Potential Implications of the Court’s Dismissals

While the FTC has been granted a second chance to state aaits claims related to Instagram and WhatsApp — with an opportunity to bolster its complaint through additional and more specific allegations of Facebook’s purported monopoly power, the dismissals by Judge Boasberg are a clear setback to antitrust regulators seeking to check the power of Big Tech, especially regulators who view technology platforms’ interoperability, or lack thereof, as the basis for future antitrust actions.

These decisions also have the potential to galvanize lawmakers from both sides of the aisle who are attempting to increase antitrust enforcement against technology platforms through new legislation. On June 24, 2021, four days before the Facebook dismissals, the House Judiciary Committee passed out of committee a bipartisan package of four bills that seeks to more strictly regulate Big Tech companies and increase the enforcement powers of the FTC and the Department of Justice with respect to them. Collectively, the bills target technology platforms with more than 50 million active monthly users in the United States or 100,000 business users, or platforms controlled by a company with a market capitalization of $600 billion or more.45

One of these bills, the Platform Competition and Opportunity Act, would prevent dominant technology platforms from acquiring competitive threats or completing acquisitions that solidify their market power, which the FTC and state attorneys general claim Facebook did by buying Instagram and WhatsApp.46 Another bill, the Augmenting Compatibility and Competition by Enabling Service Switching, or ACCESS Act, would create rules for interoperability and user data portability among competing platforms.47 The other two bills, the American Choice and Innovation Online Act and Ending Platform Monopolies Act, aim to prevent technology platforms from disadvantaging competitors using their service or leveraging their other businesses to the determinant of competition.48

Immediately after Judge Boasberg issued his opinions, key congressional leaders cited them as evidence that changes to the existing antitrust laws are needed.
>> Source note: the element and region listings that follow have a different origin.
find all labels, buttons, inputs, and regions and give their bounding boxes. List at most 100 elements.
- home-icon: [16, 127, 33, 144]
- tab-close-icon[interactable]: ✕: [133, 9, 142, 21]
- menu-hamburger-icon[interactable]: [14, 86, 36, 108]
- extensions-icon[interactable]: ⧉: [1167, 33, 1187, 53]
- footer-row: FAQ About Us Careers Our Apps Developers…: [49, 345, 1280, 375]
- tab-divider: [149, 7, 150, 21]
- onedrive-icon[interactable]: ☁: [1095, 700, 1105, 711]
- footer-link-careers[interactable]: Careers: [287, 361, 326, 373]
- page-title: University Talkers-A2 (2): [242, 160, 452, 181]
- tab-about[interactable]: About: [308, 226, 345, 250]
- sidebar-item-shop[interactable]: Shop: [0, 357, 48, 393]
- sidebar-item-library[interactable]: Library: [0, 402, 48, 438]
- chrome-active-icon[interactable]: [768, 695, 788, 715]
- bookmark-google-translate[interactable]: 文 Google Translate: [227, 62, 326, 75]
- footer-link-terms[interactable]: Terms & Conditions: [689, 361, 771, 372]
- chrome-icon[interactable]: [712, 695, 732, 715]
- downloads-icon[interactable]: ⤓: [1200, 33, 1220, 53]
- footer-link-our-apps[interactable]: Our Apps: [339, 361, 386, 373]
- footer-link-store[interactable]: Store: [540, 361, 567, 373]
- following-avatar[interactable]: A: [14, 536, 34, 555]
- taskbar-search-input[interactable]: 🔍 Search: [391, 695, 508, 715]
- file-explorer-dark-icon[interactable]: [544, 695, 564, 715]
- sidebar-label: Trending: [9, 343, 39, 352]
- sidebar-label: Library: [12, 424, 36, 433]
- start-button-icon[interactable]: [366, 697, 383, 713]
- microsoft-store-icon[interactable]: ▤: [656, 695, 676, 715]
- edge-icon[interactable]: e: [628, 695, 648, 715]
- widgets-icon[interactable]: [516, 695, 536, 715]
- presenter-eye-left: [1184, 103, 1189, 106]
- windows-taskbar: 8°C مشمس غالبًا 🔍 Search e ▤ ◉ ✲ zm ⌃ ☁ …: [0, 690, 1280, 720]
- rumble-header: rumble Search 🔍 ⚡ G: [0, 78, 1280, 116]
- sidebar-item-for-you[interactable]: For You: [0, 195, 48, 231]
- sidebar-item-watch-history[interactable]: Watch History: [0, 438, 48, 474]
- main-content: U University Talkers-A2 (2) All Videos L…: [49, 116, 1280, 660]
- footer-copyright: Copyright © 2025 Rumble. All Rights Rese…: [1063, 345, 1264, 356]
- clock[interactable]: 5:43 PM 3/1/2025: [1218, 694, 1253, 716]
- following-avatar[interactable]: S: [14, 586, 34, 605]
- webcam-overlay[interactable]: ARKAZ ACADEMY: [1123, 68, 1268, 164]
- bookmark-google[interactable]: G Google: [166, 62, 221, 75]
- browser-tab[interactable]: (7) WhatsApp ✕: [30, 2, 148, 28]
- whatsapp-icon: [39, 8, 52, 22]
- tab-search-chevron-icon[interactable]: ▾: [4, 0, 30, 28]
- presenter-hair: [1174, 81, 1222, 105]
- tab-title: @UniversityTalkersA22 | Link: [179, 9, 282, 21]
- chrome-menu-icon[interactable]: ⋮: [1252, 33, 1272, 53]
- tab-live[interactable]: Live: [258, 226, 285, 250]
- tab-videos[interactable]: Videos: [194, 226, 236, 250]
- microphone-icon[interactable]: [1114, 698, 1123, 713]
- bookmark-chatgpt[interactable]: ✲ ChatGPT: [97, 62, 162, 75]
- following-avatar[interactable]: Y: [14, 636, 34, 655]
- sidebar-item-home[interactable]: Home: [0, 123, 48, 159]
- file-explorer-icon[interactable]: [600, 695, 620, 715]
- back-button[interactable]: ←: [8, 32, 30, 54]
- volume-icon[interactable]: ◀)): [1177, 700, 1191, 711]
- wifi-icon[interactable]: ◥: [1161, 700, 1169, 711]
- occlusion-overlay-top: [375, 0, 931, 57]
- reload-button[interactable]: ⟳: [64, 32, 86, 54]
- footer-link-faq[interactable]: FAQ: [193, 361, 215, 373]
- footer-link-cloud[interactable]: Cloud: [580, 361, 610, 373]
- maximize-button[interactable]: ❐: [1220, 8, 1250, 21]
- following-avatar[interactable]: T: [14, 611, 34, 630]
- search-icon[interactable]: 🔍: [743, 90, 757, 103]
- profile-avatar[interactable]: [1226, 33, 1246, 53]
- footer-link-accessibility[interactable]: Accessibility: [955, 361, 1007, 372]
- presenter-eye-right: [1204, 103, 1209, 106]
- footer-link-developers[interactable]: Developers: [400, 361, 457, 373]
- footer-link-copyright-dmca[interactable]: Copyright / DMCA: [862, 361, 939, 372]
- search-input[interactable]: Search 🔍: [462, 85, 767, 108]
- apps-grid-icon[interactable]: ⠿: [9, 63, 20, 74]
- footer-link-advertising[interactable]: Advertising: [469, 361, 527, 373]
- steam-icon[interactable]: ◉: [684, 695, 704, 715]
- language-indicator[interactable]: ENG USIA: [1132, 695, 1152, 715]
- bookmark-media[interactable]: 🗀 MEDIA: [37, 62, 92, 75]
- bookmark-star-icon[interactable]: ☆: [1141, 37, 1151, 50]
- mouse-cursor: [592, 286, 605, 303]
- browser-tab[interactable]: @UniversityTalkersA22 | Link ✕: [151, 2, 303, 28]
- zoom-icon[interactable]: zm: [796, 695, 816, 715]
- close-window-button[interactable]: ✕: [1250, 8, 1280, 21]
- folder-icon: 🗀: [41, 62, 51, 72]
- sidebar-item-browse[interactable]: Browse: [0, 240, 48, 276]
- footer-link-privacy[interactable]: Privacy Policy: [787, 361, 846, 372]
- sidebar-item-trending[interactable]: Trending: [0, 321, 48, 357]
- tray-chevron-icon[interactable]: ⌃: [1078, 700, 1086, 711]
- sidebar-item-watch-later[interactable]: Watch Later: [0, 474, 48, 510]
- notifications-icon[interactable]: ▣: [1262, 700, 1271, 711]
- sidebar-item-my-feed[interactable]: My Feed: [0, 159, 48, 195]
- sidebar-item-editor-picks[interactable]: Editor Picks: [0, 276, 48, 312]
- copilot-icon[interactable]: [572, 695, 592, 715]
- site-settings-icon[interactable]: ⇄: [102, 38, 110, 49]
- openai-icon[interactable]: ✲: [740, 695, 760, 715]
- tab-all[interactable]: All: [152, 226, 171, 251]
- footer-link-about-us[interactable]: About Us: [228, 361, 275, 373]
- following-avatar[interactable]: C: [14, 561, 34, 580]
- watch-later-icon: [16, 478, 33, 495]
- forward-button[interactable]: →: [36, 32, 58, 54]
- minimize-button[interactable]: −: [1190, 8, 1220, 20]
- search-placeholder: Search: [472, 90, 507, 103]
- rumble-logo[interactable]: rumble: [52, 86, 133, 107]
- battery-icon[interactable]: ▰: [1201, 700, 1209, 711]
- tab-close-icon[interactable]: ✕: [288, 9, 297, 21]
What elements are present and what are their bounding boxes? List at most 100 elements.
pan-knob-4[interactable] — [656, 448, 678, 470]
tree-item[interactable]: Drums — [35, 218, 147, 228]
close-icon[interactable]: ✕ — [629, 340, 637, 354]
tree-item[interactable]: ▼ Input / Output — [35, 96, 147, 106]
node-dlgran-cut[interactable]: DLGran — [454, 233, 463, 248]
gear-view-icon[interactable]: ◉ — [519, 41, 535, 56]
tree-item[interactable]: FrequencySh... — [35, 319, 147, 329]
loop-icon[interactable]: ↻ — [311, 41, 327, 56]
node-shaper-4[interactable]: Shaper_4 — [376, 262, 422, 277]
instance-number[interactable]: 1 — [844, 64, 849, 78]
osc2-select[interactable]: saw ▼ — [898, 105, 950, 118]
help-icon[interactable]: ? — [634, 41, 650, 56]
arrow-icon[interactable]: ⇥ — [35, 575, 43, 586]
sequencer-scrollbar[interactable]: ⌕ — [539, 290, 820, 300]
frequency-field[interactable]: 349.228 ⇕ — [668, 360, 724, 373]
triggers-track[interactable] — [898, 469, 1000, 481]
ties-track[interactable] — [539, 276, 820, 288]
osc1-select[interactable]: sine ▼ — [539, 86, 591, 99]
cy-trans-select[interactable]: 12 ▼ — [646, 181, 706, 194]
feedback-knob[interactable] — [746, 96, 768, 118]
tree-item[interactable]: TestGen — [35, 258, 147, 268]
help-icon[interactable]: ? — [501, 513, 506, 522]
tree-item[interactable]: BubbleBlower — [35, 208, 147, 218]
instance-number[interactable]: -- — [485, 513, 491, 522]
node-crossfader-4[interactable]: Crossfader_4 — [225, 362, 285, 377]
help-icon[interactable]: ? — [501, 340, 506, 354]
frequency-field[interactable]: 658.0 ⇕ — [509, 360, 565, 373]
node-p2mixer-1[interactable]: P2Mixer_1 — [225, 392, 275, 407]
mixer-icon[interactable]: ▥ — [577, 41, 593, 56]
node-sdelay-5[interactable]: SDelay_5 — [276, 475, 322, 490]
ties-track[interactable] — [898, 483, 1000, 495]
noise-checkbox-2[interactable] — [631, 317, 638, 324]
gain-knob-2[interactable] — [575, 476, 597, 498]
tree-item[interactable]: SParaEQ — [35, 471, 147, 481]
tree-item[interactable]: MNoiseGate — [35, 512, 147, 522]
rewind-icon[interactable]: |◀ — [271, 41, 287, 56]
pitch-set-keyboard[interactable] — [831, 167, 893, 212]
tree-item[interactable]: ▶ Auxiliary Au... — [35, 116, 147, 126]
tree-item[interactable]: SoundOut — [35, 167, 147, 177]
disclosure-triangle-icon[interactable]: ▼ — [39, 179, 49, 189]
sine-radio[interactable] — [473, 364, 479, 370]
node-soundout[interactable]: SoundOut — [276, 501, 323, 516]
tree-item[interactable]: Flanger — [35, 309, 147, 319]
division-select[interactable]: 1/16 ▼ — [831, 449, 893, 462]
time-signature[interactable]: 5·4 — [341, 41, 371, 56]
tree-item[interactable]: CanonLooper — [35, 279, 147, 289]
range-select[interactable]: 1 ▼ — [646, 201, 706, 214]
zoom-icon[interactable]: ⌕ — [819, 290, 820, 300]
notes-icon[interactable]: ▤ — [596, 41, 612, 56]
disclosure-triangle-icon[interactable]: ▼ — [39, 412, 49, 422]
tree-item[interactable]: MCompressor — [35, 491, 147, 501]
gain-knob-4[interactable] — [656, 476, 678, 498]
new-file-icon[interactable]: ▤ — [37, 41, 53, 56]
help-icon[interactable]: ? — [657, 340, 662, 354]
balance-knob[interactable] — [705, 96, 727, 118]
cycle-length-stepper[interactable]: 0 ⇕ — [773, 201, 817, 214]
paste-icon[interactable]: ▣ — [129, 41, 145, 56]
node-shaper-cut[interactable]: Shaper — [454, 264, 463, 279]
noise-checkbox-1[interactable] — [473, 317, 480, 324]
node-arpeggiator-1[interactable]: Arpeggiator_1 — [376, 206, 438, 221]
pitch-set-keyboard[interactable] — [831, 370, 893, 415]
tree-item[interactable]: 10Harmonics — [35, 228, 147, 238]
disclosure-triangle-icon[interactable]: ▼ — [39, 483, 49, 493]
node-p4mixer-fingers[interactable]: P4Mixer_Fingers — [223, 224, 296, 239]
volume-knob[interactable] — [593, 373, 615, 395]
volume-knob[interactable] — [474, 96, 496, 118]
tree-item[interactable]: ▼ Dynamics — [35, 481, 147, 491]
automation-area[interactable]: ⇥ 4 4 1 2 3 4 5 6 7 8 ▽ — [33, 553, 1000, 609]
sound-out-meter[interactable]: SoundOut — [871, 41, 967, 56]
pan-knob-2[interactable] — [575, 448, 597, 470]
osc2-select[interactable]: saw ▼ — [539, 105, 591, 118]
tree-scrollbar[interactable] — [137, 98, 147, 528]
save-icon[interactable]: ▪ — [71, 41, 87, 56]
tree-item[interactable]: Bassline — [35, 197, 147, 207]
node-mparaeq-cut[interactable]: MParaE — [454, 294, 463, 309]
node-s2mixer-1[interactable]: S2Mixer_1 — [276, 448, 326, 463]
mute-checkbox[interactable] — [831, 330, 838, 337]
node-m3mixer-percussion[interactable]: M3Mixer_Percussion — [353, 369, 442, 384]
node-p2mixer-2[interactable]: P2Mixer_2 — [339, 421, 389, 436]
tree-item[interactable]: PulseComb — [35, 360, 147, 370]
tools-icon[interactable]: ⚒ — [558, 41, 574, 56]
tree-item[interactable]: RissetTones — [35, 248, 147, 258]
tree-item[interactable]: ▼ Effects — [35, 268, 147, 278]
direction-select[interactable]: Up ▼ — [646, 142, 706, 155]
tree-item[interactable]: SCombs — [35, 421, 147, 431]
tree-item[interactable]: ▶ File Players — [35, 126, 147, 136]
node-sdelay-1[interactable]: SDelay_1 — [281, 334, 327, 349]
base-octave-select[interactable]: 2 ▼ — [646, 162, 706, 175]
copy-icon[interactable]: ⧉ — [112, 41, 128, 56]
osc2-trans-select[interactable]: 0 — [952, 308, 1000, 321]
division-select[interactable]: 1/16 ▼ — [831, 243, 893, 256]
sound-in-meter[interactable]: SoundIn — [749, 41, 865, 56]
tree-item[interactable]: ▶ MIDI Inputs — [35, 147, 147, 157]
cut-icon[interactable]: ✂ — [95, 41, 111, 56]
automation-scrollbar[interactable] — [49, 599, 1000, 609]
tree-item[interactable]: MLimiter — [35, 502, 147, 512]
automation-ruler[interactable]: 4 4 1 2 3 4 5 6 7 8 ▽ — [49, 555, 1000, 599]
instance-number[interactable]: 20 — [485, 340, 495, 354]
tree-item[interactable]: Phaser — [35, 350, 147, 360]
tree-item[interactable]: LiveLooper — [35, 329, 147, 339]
Representative Ken Buck, the ranking Republican on the House Judiciary Committee’s antitrust subcommittee, tweeted that “Congress needs to provide additional tools and resources to our antitrust enforcers to go after Big Tech companies engaging in anticompetitive conduct.”49 Senator Amy Klobuchar, head of the Senate antitrust subcommittee, used the rulings to emphasize the need for action through legislation: “[W]e shouldn’t count on regulators and the courts alone to save us. Keeping our markets competitive, open and fair? It will require the Congress to act.”50

Which laws will ultimately be passed, and how they will affect large technology companies, remain to be seen, but it is clear that Big Tech companies will continue to be in the crosshairs of federal and state regulators, whether in spite of or because of judicial opinions like Judge Boasberg’s.